Willie looked up at the cardboard crown, the huge, twisted nose with the wart bubbling on its tip, the eyes crisscrossed with lines of blood. “So then what are you, Mr. Tic Tac Toe?”
“I’m the one kept this ball rolling along.” The old man turned from the ball to the birds hovering above them. “And I’m the one taught these birds how to spread their wings and fly.”
The flight reeled through Willie’s head: the earth turning below, the wings pounding air, the claws ripping into his skin. He inspected his skin. There wasn’t a scratch anywhere; maybe the trip through the sky happened only in his mind.

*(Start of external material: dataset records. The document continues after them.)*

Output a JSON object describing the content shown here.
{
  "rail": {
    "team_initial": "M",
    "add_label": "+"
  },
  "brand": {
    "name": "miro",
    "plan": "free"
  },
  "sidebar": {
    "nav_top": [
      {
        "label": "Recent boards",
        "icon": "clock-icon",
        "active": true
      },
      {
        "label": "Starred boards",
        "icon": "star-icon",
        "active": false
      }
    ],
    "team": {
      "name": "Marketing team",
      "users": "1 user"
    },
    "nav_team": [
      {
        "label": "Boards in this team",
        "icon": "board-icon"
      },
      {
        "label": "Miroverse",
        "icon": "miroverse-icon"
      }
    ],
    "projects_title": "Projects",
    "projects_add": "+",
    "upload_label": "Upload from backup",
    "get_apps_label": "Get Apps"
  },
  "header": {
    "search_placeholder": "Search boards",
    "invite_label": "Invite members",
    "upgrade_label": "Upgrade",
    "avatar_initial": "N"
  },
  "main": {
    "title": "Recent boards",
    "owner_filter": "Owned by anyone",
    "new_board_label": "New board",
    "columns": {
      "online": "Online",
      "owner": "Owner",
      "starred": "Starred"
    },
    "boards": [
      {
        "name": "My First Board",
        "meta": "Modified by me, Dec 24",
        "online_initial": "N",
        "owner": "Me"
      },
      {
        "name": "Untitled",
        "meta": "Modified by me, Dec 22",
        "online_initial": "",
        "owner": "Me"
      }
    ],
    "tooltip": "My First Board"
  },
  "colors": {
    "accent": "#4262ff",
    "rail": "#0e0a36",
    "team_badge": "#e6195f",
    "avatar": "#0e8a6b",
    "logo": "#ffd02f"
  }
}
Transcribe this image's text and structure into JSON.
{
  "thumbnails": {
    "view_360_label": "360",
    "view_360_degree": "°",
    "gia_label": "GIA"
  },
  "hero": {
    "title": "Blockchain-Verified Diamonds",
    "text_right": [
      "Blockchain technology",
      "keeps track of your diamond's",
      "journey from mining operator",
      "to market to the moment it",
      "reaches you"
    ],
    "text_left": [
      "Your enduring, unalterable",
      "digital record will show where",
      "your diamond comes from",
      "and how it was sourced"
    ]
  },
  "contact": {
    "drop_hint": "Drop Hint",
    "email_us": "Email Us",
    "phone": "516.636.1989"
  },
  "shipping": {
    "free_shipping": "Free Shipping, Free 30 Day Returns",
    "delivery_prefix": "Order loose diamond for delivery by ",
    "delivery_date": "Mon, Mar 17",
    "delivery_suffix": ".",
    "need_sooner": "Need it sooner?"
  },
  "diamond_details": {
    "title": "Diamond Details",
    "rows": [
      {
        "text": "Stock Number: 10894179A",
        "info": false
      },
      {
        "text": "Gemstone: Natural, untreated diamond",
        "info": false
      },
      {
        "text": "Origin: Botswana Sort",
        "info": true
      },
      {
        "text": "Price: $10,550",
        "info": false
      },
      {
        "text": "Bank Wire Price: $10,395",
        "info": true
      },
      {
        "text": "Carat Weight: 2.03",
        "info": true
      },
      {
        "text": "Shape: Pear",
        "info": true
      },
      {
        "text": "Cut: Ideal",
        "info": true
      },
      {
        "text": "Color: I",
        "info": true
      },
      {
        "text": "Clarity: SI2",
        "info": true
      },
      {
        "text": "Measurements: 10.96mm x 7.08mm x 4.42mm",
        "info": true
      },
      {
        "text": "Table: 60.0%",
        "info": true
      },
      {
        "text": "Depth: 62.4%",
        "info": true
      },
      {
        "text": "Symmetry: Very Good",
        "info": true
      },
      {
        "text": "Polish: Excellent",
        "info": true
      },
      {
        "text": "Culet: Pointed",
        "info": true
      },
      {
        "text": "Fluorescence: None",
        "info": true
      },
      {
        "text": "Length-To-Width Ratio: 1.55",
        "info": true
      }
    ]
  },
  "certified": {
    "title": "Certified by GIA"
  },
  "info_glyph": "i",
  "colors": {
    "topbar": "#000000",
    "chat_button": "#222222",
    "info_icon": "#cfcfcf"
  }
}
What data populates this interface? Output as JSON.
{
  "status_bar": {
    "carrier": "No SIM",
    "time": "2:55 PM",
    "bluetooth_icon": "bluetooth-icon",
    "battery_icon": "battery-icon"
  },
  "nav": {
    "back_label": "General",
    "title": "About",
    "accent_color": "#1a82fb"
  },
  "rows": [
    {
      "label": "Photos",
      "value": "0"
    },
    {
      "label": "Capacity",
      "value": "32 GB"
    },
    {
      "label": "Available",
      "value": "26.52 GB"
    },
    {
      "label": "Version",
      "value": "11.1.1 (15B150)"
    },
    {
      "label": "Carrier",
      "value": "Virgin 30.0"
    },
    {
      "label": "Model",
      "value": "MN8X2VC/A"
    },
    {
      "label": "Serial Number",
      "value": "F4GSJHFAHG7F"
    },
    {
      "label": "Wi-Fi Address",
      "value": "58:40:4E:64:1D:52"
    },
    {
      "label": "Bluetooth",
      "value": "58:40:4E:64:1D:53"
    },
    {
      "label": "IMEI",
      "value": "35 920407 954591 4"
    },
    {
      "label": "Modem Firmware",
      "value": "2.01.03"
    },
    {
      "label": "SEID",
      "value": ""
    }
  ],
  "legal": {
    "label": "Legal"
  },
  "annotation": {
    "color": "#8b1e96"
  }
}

Tic Tac Toe plucked the thought out of Willie’s skull: “Oh yes indeed, it surely did happen, Willie my boy. You flew up there like a cloud gone wild.” The old man’s smile hung in the twilight like a quarter moon coming up over the Gulf of Mexico.
Willie hesitated, trying to decide whether to grab the ball and try to outrun the birds, or sit at Tic Tac’s feet and ask him if it was true that the stars were the scattered seed of Jonah’s whale.
A shadow passed over Tic Tac’s face as the birds flew over the light of the rising moon. “Well, you should get along, Willie Mays,” he said.
“That’s it?” Willie asked, disappointed. He couldn’t believe it: there weren’t going to be any lightning bolts emanating from Tic Tac Toe’s bony fingers, no multicolored snakes slithering out of his mouth.
Tic Tac’s laughter shook the birds from the sky, bringing back the light of the moon. “What you expect?!” the old man roared. “Crazy hands shaking off my arms and monkeys dancing out of the sky? Magic show with rabbits popping out of my ears?” The old brown shoe kicked the lean boy’s home run down the trail. “Get your ball and run on home.”
Tic Tac Toe scowled at the boy, the birds scattered across the gray sky, and the moon seemed to hesitate, as if it might decide to turn tail and return to the darkness on the other side of night.
Willie walked to the ball and picked it up. He took a long look at the old man and then turned up the path and started walking home.
It was the light that made him pivot around — lightning dividing the sky. Then smoke hid everything, the old man a vague shape covered in grays. The fourteen black birds sailed by his right ear, one by one, their wings fluttering against his cheek.
“Here it is, Willie,” Tic Tac Toe said, a hand and a piece of cloth looming out of the smoke. “The thing you were chasing.”
Willie touched the shirt and Tic Tac Toe disappeared. There was a strange sucking sound like the pull of a mule’s hoof lifting out of a mudhole, and then there was nothing. Just the white cloth, the black letters, and the number: 24. That, and the name on the front: New York Giants.
Soon as Willie got home, he snuck into his room and tucked the jersey beneath his pillow. His mother called him in and didn’t even scold him. She just put the chicken, peas, biscuits, and gravy on his plate, then said, “So, Willie boy, say hey.”